6) Lo peor: no sólo FANCESA proveía clinquer o materia prima para la molinera de Samuel Doria Medina, SOBOCE, en Warnes, el extremo fue que se los descubrió “contrabandeando” embases para la “producción” de cemento que no era propio; sino que se la intentó comprar tozudamente por un valor entre 12 y 16 millones de dólares, cuando su valor en libros estaba al rededor de los tres millones de dólares. Además, las recomendaciones de expertos en la materia, sostenían que, en el negocio del cemento estaba prohibido comprar tecnología usada.

Menos mal, las organizaciones movilizadas de Sucre evitaron tremenda osadía.

No conformes con ese propósito, el directorio de FANCESA tomó la decisión de emprender una “fusión” con SOBOCE, supuestamente para capitalizarla y modernizarla. Pese a la emisión de bonos con el mismo propósito y de tener aproximadamente 15 millones de dólares en la banca de libre disponibilidad (desde antes de que fuera copropietaria de FANCESA, SOBOCE), que le daban solvencia para contraer empréstitos para comenzar y culminar con la V Ampliación de la Factoría Chuquisaqueña, sin necesidad de vender las acciones de la Prefectura en FANCESA. La estrategia de SOBOCE era hacerse de mayoría accionaria en desmedro de las copropietarias del Estado, Universidad y la Alcaldía de Sucre.

7) Sabemos de los riesgos a los que nos sometemos con lo que afirmamos líneas arriba, ya pasamos por ello. Pero no nos toleraríamos siendo cómplices con nuestro silencio a lo que hicieron con FANCESA. En todo caso, una auditoria técnica, económica y financiera de la Factoría, establecería los grados de responsabilidad de quienes administraron FANCESA. Saber ¿cuánto establecía el Diseño Final de la V Ampliación y cuanto se gastó en ese propósito?, ¿por qué tardó tanto respecto a lo establecido en el Diseño Final, y cuanto perjuicio le significó este gran detalle al desarrollo de FANCESA y los intereses de la Universidad y la Alcaldía de Sucre?.

Los chuquisaqueños, el Gobierno y el Gobernador de Chuquisaca, no deberían tener temor alguno sobre una posible demanda internacional sobre la reversión de las acciones de SOBOCE a la Gobernación de Chuquisaca.

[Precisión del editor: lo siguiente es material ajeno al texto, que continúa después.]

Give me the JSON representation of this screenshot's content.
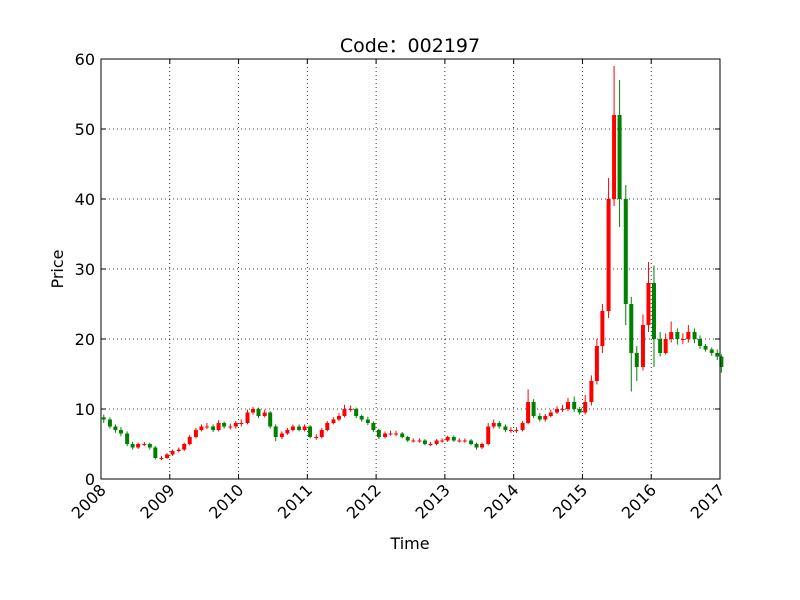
{
  "chart_data": {
    "type": "candlestick",
    "title": "Code：002197",
    "x_label": "Time",
    "y_label": "Price",
    "xlim": [
      2008,
      2017
    ],
    "xticks": [
      2008,
      2009,
      2010,
      2011,
      2012,
      2013,
      2014,
      2015,
      2016,
      2017
    ],
    "ylim": [
      0,
      60
    ],
    "yticks": [
      0,
      10,
      20,
      30,
      40,
      50,
      60
    ],
    "grid": true,
    "up_color": "#ff0000",
    "down_color": "#008000",
    "x": [
      2008.04,
      2008.13,
      2008.21,
      2008.29,
      2008.38,
      2008.46,
      2008.54,
      2008.63,
      2008.71,
      2008.79,
      2008.88,
      2008.96,
      2009.04,
      2009.13,
      2009.21,
      2009.29,
      2009.38,
      2009.46,
      2009.54,
      2009.63,
      2009.71,
      2009.79,
      2009.88,
      2009.96,
      2010.04,
      2010.13,
      2010.21,
      2010.29,
      2010.38,
      2010.46,
      2010.54,
      2010.63,
      2010.71,
      2010.79,
      2010.88,
      2010.96,
      2011.04,
      2011.13,
      2011.21,
      2011.29,
      2011.38,
      2011.46,
      2011.54,
      2011.63,
      2011.71,
      2011.79,
      2011.88,
      2011.96,
      2012.04,
      2012.13,
      2012.21,
      2012.29,
      2012.38,
      2012.46,
      2012.54,
      2012.63,
      2012.71,
      2012.79,
      2012.88,
      2012.96,
      2013.04,
      2013.13,
      2013.21,
      2013.29,
      2013.38,
      2013.46,
      2013.54,
      2013.63,
      2013.71,
      2013.79,
      2013.88,
      2013.96,
      2014.04,
      2014.13,
      2014.21,
      2014.29,
      2014.38,
      2014.46,
      2014.54,
      2014.63,
      2014.71,
      2014.79,
      2014.88,
      2014.96,
      2015.04,
      2015.13,
      2015.21,
      2015.29,
      2015.38,
      2015.46,
      2015.54,
      2015.63,
      2015.71,
      2015.79,
      2015.88,
      2015.96,
      2016.04,
      2016.13,
      2016.21,
      2016.29,
      2016.38,
      2016.46,
      2016.54,
      2016.63,
      2016.71,
      2016.79,
      2016.88,
      2016.96,
      2017.02
    ],
    "open": [
      8.8,
      8.5,
      7.5,
      7,
      6.5,
      5,
      4.5,
      5,
      5,
      4.5,
      3,
      3,
      3.5,
      4,
      4.2,
      5,
      6,
      7,
      7.5,
      7.5,
      7,
      8,
      7.5,
      7.5,
      8,
      8,
      9.5,
      10,
      9,
      9.5,
      7.5,
      6,
      6.5,
      7,
      7.5,
      7,
      7.5,
      6,
      6,
      7,
      8,
      8.5,
      9,
      10,
      10,
      9,
      8.5,
      8,
      7,
      6,
      6.5,
      6.5,
      6.5,
      6,
      5.5,
      5.5,
      5.5,
      5,
      5,
      5.5,
      5.5,
      6,
      5.5,
      5.5,
      5.5,
      5,
      4.5,
      5,
      7.5,
      8,
      7.5,
      7,
      7,
      7,
      8,
      11,
      9,
      8.5,
      9,
      9.5,
      10,
      10,
      11,
      10,
      9.5,
      11,
      14,
      19,
      24,
      40,
      52,
      40,
      25,
      18,
      16,
      22,
      28,
      20,
      18,
      20,
      21,
      20,
      20,
      21,
      20,
      19,
      18.5,
      18,
      17.5
    ],
    "high": [
      9.2,
      8.8,
      7.8,
      7.4,
      6.8,
      5.3,
      5.2,
      5.3,
      5.2,
      4.7,
      3.3,
      3.7,
      4.2,
      4.5,
      5.2,
      6.3,
      7.3,
      7.8,
      8,
      7.8,
      8.4,
      8.2,
      7.9,
      8.3,
      8.5,
      9.9,
      10.3,
      10.2,
      9.9,
      9.7,
      7.8,
      6.8,
      7.3,
      7.8,
      7.8,
      7.8,
      7.7,
      6.4,
      7.3,
      8.3,
      8.8,
      9.4,
      10.6,
      10.5,
      10.2,
      9.2,
      8.9,
      8.2,
      7.2,
      6.8,
      6.9,
      6.9,
      6.7,
      6.2,
      5.8,
      5.8,
      5.7,
      5.3,
      5.7,
      5.8,
      6.2,
      6.2,
      5.8,
      5.8,
      5.7,
      5.2,
      5.2,
      8,
      8.5,
      8.3,
      7.8,
      7.4,
      7.4,
      8.3,
      12.8,
      11.4,
      9.4,
      9.3,
      9.9,
      10.4,
      10.6,
      11.6,
      11.8,
      10.3,
      12,
      14.8,
      20,
      25,
      43,
      59,
      57,
      42,
      26,
      19,
      23.5,
      31,
      30.5,
      21,
      20.8,
      22.5,
      21.5,
      20.8,
      22,
      21.5,
      20.5,
      19.3,
      18.8,
      18.5,
      17.8
    ],
    "low": [
      8,
      7.2,
      6.6,
      6.1,
      4.7,
      4.2,
      4.3,
      4.7,
      4.2,
      2.8,
      2.7,
      2.9,
      3.3,
      3.8,
      4,
      4.8,
      5.8,
      6.8,
      7.1,
      6.7,
      6.8,
      7.2,
      7.1,
      7.2,
      7.5,
      7.8,
      9.2,
      8.7,
      8.8,
      7.2,
      5.4,
      5.7,
      6.3,
      6.8,
      6.8,
      6.8,
      5.8,
      5.6,
      5.8,
      6.8,
      7.8,
      8.3,
      8.8,
      9.6,
      8.7,
      8.2,
      7.7,
      6.7,
      5.7,
      5.8,
      6.2,
      6.1,
      5.8,
      5.3,
      5.2,
      5.2,
      4.8,
      4.7,
      4.8,
      5.2,
      5.3,
      5.3,
      5.2,
      5.2,
      4.8,
      4.2,
      4.3,
      4.8,
      7.2,
      7.2,
      6.7,
      6.6,
      6.6,
      6.8,
      7.8,
      8.7,
      8.2,
      8.2,
      8.8,
      9.3,
      9.6,
      9.7,
      9.6,
      9.2,
      9.2,
      10.5,
      13.5,
      18,
      23,
      39,
      36,
      22,
      12.5,
      14,
      15.5,
      21,
      16,
      17.5,
      17.8,
      19.5,
      19.2,
      19.3,
      19.5,
      19.4,
      18.6,
      18.2,
      17.6,
      17,
      15.2
    ],
    "close": [
      8.5,
      7.5,
      7,
      6.5,
      5,
      4.5,
      5,
      5,
      4.5,
      3,
      3,
      3.5,
      4,
      4.2,
      5,
      6,
      7,
      7.5,
      7.5,
      7,
      8,
      7.5,
      7.5,
      8,
      8,
      9.5,
      10,
      9,
      9.5,
      7.5,
      6,
      6.5,
      7,
      7.5,
      7,
      7.5,
      6,
      6,
      7,
      8,
      8.5,
      9,
      10,
      10,
      9,
      8.5,
      8,
      7,
      6,
      6.5,
      6.5,
      6.5,
      6,
      5.5,
      5.5,
      5.5,
      5,
      5,
      5.5,
      5.5,
      6,
      5.5,
      5.5,
      5.5,
      5,
      4.5,
      5,
      7.5,
      8,
      7.5,
      7,
      7,
      7,
      8,
      11,
      9,
      8.5,
      9,
      9.5,
      10,
      10,
      11,
      10,
      9.5,
      11,
      14,
      19,
      24,
      40,
      52,
      40,
      25,
      18,
      16,
      22,
      28,
      20,
      18,
      20,
      21,
      20,
      20,
      21,
      20,
      19,
      18.5,
      18,
      17.5,
      16
    ]
  }
}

Porque ante cualquier instancia judicial no sabrían como justificar la serie de irregularidades cometidos de principio a fin en lo que fue la participación de SOBOCE en FANCESA.

En el actual Proceso de Cambios, es importante remarcar nuestro respeto a la iniciativa privada, a la empresa privada que arriesga su capital y tecnología en la difícil competencia de mercado. Estamos en contra del robo y el saqueo de la cosa del Estado.

Los sindicatos tienen como principio fundamental no amparar la corrupción de sus afiliados. Los empresarios deberían desarrollarse idónea y honestamente sin robarle al Estado, para que sean creíbles en bien de todos ellos mismos y el desarrollo nacional.